Malgré les tragiques évolutions sur le terrain, nos efforts ne sont pas vains. Conjugués avec l'expression de certains autres pays, ils ont souligné l'urgence qu'impose la situation. Ceci a pu contribuer au tournant que vient d'engager le Président Bush et qui offre une base nouvelle pour une action euro-américaine plus efficace ; les idées du Prince Abdallah d'Arabie endossées par le sommet arabe de Beyrouth sont neuves et très importantes pour la réussite d'un futur processus de paix ; les résolutions récentes du Conseil de sécurité votées par les Etats-Unis ont évoqué pour la première fois la vision de deux Etats, "Israël et la Palestine", vivant côte à côte. Alors que les violences se déchaînent, la nécessité d'une sortie politique de la crise s'impose toujours plus aux esprits. Le gouvernement français ne cesse d'oeuvrer en faveur de cette prise de conscience qu'un règlement politique est à la fois nécessaire et inéluctable. Il l'a fait en formulant notamment en début d'année des propositions qui visaient à réintroduire une perspective politique dans une scène israélo-palestinienne dévastée par la violence, et où l'idée même de processus politique avait été écartée.
2/ Quel regard portez-vous sur l'action diplomatique au Proche-Orient menée par le gouvernement Jospin ?
Ce gouvernement a constamment agi au Proche-Orient, sans parti-pris et animé par la seule volonté d'être utile à la paix : en s'efforçant de contribuer aux efforts engagés par les Etats-Unis (ainsi lors des négociations de Camp David à l'été 2000) ou par la communauté internationale (ainsi la réunion de Charm El Cheikh en octobre 2000) ; en entretenant un dialogue politique permanent, sans tabou, et au besoin critique, avec Israël comme avec les pays arabes ; en inspirant souvent la position officielle de l'Union européenne, qu'il s'agisse de la déclaration de Berlin de 1999 sur un Etat palestinien viable, pacifique et démocratique ou, plus récemment, des déclarations de Laecken et Barcelone.
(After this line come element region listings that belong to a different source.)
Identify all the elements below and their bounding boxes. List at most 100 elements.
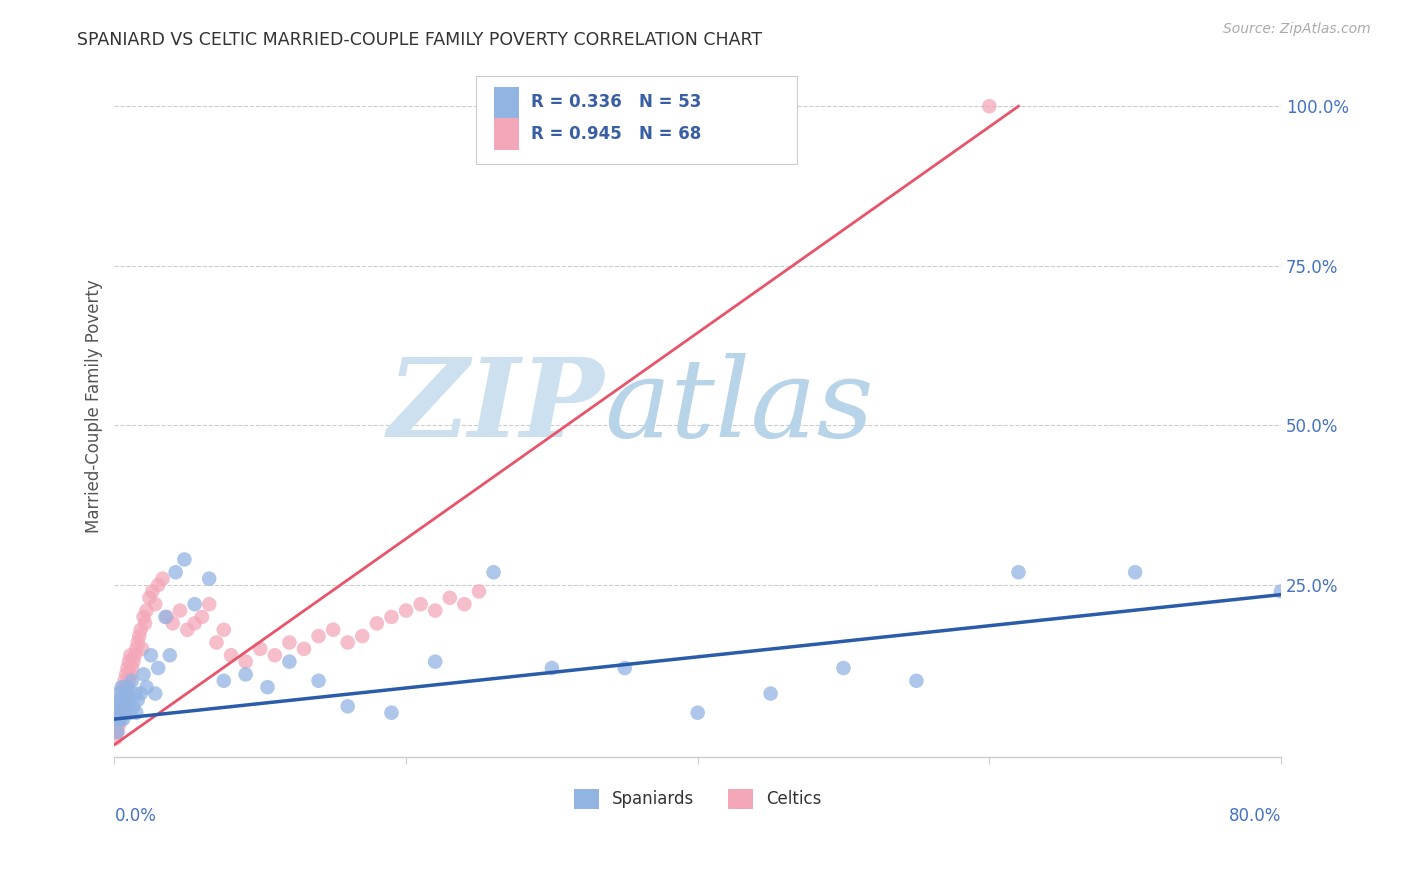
Point [124, 687, 146, 701]
Point [256, 680, 278, 694]
Text: SPANIARD VS CELTIC MARRIED-COUPLE FAMILY POVERTY CORRELATION CHART: SPANIARD VS CELTIC MARRIED-COUPLE FAMILY… [77, 31, 762, 49]
Point [156, 610, 179, 624]
Point [105, 712, 128, 726]
Point [146, 578, 169, 592]
Point [292, 641, 315, 656]
Point [308, 629, 330, 643]
Point [249, 641, 271, 656]
Point [322, 623, 344, 637]
Point [176, 623, 198, 637]
Point [380, 610, 402, 624]
Point [143, 597, 166, 611]
Point [105, 718, 128, 732]
Text: 0.0%: 0.0% [114, 806, 156, 824]
Point [117, 680, 139, 694]
Point [107, 699, 129, 714]
Point [453, 597, 475, 611]
Point [118, 655, 141, 669]
Text: atlas: atlas [605, 352, 875, 460]
Point [127, 693, 149, 707]
Point [1123, 566, 1146, 580]
Point [110, 693, 132, 707]
Point [120, 706, 142, 720]
Text: R = 0.945   N = 68: R = 0.945 N = 68 [531, 125, 702, 143]
Point [134, 616, 156, 631]
Point [278, 655, 301, 669]
Point [115, 687, 138, 701]
Point [118, 693, 141, 707]
Point [104, 731, 127, 746]
Point [114, 693, 136, 707]
Point [124, 648, 146, 663]
Point [198, 572, 221, 586]
Point [165, 566, 187, 580]
Legend: Spaniards, Celtics: Spaniards, Celtics [567, 782, 828, 816]
Point [1007, 566, 1029, 580]
Point [127, 635, 149, 649]
Point [105, 699, 128, 714]
Point [120, 648, 142, 663]
Point [425, 655, 447, 669]
Point [115, 699, 138, 714]
Point [111, 687, 134, 701]
Point [169, 603, 191, 617]
Point [162, 616, 184, 631]
Point [110, 693, 132, 707]
Point [1270, 584, 1292, 599]
Point [131, 641, 153, 656]
Point [352, 629, 374, 643]
Point [135, 680, 157, 694]
Point [110, 712, 132, 726]
Point [482, 566, 505, 580]
Point [263, 648, 285, 663]
Point [112, 680, 135, 694]
Point [219, 648, 242, 663]
Point [132, 667, 155, 681]
Point [686, 706, 709, 720]
Point [183, 597, 205, 611]
Point [141, 584, 163, 599]
Point [183, 616, 205, 631]
Point [104, 724, 127, 739]
Y-axis label: Married-Couple Family Poverty: Married-Couple Family Poverty [86, 279, 103, 533]
Point [115, 667, 138, 681]
Point [104, 712, 127, 726]
Point [107, 706, 129, 720]
Point [114, 693, 136, 707]
Point [212, 623, 235, 637]
Point [439, 591, 461, 605]
Text: R = 0.336   N = 53: R = 0.336 N = 53 [531, 93, 702, 112]
Point [129, 623, 152, 637]
Point [114, 706, 136, 720]
Point [278, 635, 301, 649]
Point [308, 673, 330, 688]
Point [121, 661, 143, 675]
Point [112, 699, 135, 714]
Point [117, 661, 139, 675]
Point [212, 673, 235, 688]
Point [205, 635, 228, 649]
Point [122, 655, 145, 669]
Point [152, 572, 174, 586]
Point [110, 712, 132, 726]
Point [111, 706, 134, 720]
Point [173, 552, 195, 566]
Point [146, 661, 169, 675]
Point [115, 687, 138, 701]
Point [905, 673, 928, 688]
Text: Source: ZipAtlas.com: Source: ZipAtlas.com [1223, 22, 1371, 37]
Point [107, 687, 129, 701]
Point [120, 667, 142, 681]
Point [125, 641, 148, 656]
Point [139, 648, 162, 663]
Point [613, 661, 636, 675]
Point [107, 718, 129, 732]
Point [759, 687, 782, 701]
Point [122, 699, 145, 714]
Point [143, 687, 166, 701]
Point [112, 712, 135, 726]
Text: 80.0%: 80.0% [1229, 806, 1281, 824]
Point [114, 673, 136, 688]
Point [135, 603, 157, 617]
Point [541, 661, 564, 675]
De manière générale, nous nous sommes efforcés d'être lucides dans nos analyses et utiles dans notre action diplomatique. Durant l'année 2000, nous avions commencé d'explorer avec certains de nos partenaires proche-orientaux, la perspective de l'après-paix ; nous avons aussi aidé à élaborer des formules de compromis dans le but de désamorcer les enjeux les plus sensibles d'un règlement final lorsque ceux-ci ont été posés sur la table par la médiation du Président Clinton ; lorsque la violence a repris le dessus nous nous sommes attachés à mobiliser tous nos partenaires afin que l'action diplomatique prenne en compte les points de malentendus et de frictions (le terrorisme, les colonies, etc), et les traite en fonction d'une véritable perspective politique ; enfin, nous avons toujours tenu la balance égale entre deux exigences indissociables : le besoin de sécurité des Israéliens, récemment exacerbé par l'épreuve du terrorisme, et l'aspiration des Palestiniens à des conditions de vie dignes et à un Etat viable.
S'agissant de la crise au Proche-Orient, notre action diplomatique a été fondée sur la conviction que la paix est inéluctable, mais aussi qu'elle ne peut résulter que du courage politique des protagonistes, soutenu par une convergence de positions politiques fortes des Etats-Unis, de l'Europe, du monde arabe.